The forum leader asked, "can we recommend midwives to perform external cephalic version?"
My experience with external cephalic version (ECV) is that the act of turning the fetus is not difficult. I have no problem with midwives who perform ECV in situations where emergency surgical backup is available, but would question the risk/benefit status in isolated primary health care settings.

The forum leader asked, "can we recommend midwives to perform instrumental vaginal delivery?"
Midwives are able to use Venteuse to assist vaginal birth. Forceps??

The forum leader asked, "can we recommend midwives to perform caesarean section?"
My answer to this is no. If a midwife wanted to upskill to perform caesarean - major abdominal surgery, that midwife would need to become an obstetrician.

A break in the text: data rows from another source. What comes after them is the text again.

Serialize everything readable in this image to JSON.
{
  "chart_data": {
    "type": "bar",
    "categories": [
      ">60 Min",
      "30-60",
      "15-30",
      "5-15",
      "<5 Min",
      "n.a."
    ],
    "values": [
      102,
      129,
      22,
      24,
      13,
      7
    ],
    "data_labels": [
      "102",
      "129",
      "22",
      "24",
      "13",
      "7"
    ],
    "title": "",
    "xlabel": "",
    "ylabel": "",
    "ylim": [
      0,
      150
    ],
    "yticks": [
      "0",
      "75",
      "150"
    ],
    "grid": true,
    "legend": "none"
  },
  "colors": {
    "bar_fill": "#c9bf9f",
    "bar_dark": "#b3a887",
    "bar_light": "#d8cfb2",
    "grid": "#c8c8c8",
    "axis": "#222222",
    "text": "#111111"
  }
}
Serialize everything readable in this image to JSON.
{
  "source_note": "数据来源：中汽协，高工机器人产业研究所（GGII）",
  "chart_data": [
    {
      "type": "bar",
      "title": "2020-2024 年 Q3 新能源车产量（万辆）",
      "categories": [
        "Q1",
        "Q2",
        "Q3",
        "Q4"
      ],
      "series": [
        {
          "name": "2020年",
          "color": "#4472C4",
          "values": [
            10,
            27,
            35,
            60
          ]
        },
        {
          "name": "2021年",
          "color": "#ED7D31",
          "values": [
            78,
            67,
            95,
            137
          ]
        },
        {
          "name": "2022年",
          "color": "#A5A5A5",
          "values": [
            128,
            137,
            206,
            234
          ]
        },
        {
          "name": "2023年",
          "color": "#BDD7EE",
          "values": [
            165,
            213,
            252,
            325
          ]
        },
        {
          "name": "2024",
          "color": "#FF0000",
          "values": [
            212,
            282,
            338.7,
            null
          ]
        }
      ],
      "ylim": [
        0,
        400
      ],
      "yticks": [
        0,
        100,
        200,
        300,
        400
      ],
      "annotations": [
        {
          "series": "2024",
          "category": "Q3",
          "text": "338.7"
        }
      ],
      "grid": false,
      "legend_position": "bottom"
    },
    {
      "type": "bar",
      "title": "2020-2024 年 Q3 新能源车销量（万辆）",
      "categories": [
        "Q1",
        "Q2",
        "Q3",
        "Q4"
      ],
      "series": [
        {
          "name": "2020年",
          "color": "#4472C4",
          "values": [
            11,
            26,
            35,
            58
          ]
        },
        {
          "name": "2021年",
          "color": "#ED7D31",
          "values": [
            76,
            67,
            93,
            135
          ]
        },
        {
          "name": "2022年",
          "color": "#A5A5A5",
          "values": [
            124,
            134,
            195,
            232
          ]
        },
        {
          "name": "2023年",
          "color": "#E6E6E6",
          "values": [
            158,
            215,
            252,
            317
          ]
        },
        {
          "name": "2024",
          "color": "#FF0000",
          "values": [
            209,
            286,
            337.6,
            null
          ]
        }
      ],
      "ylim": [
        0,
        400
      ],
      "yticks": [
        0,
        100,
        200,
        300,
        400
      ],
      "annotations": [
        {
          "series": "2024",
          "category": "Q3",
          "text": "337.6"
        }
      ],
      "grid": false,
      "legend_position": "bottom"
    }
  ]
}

The forum leader asked, "can we recommend Lay Health Workers for labour companionship?"
Of course.

The forum leader asked, "At the PHC level, can midwives/nurses administer anticonvulsants? Uterotonics?"
Where primary health care is isolated and timely transfer to an emergency obstetric facility is difficult (if not impossible), anticonvulsants may be life-saving for some mothers. As for uterotonics, midwives in primary maternity care settings need uterotonics to be available when post partum haemorrhage is occurring. I don't know if there evidence supports induction of labour at the PHC level unless specialist obsteric and anaesthetic and neonatal services are also available.  I doubt that such interventions, at the PHC level, would reduce maternal and neonatal morbidity and mortality.

post script:
The forum questions refer to a 'specific health cadre'. The term 'cadre' is unfamiliar to me, so I checked it in the online dictionary, which did not enlighten me much at all. Perhaps there is a simpler and better way to describe it, such as 'specific category of health care worker' ??